I’ve recently made a lot of posts about database compression. 3X or more compression is rapidly becoming standard; 5X+ is coming soon as processor power increases; 10X or more is not unrealistic. True, this applies mainly to data warehouses, but that’s where the big database growth is happening. And new kinds of data — geospatial, telemetry, document, video, whatever — are highly compressible as well.
This trend suggests a few interesting possibilities for hardware, semiconductors, and storage.

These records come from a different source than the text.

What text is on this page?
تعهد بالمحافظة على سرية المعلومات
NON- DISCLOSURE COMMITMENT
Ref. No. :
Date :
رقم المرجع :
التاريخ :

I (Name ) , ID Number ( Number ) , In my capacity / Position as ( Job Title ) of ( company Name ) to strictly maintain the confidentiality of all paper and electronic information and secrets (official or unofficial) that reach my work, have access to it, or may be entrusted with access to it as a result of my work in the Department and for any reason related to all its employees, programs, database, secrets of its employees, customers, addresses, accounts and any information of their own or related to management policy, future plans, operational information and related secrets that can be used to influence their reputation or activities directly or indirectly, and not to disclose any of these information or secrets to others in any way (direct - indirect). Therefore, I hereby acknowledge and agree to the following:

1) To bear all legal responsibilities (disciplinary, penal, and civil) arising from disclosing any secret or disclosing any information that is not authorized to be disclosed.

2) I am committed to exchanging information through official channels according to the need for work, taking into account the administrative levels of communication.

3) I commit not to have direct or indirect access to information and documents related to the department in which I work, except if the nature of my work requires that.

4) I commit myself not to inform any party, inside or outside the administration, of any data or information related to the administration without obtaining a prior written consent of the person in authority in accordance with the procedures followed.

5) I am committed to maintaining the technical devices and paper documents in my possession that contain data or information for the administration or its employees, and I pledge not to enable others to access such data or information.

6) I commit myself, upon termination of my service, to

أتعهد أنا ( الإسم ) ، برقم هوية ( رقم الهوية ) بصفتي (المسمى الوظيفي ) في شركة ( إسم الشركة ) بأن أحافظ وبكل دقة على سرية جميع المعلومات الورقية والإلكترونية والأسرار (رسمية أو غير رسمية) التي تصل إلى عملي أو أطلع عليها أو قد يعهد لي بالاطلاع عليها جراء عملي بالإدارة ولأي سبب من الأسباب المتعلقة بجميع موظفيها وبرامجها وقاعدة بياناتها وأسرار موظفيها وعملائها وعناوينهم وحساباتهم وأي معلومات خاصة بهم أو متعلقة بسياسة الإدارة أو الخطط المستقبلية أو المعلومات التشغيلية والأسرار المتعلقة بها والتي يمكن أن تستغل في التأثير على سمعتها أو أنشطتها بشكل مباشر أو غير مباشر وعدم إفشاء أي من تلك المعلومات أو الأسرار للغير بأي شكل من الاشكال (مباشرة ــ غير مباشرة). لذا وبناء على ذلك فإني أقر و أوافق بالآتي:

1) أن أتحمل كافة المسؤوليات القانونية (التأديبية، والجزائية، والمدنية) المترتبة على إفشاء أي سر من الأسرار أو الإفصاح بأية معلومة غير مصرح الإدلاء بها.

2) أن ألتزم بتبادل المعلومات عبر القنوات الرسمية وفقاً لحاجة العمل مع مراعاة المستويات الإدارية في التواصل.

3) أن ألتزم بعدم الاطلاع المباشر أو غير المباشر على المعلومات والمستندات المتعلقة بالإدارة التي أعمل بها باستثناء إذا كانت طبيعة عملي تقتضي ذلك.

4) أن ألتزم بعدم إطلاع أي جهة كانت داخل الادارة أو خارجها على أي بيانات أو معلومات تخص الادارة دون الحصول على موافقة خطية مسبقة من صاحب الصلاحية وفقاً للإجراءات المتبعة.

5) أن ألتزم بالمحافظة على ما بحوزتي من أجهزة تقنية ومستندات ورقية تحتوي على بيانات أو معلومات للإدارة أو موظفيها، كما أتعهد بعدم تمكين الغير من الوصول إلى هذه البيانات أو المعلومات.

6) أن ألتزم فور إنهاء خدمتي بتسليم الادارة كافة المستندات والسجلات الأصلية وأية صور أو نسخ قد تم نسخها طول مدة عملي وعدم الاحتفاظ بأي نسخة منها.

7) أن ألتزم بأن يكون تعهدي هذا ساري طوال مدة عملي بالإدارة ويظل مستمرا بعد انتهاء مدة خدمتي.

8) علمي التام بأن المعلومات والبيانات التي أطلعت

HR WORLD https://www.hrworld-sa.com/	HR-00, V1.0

- The growth in demand for storage might actually slow. That said, I frankly think it’s more likely that Parkinson’s Law of Data will continue to hold: Data expands to fill the space available. E.g., video and other media have near-infinite potential to consume storage; it’s just a question of resolution and fidelity.
- Solid-state (aka semiconductor or flash) persistent storage might become practical sooner than we think. If you really can fit a terabyte of data onto 100 gigs of flash, that’s a pretty affordable alternative. And by the way — if that happens, a lot of what I’ve been saying about random vs. sequential reads might be irrelevant.
- Similarly, memory-centric data management is more affordable when compression is aggressive. That’s a key point of schemes such as SAP’s or QlikTech’s. Who needs flash? Just put it in RAM, persisting it to disk just for backup.
- There’s a use for faster processors. Compression isn’t free. What you save on disk space and I/O you pay for at the CPU level. Those 5X+ compression levels do depend on faster processors, at least for the row store vendors.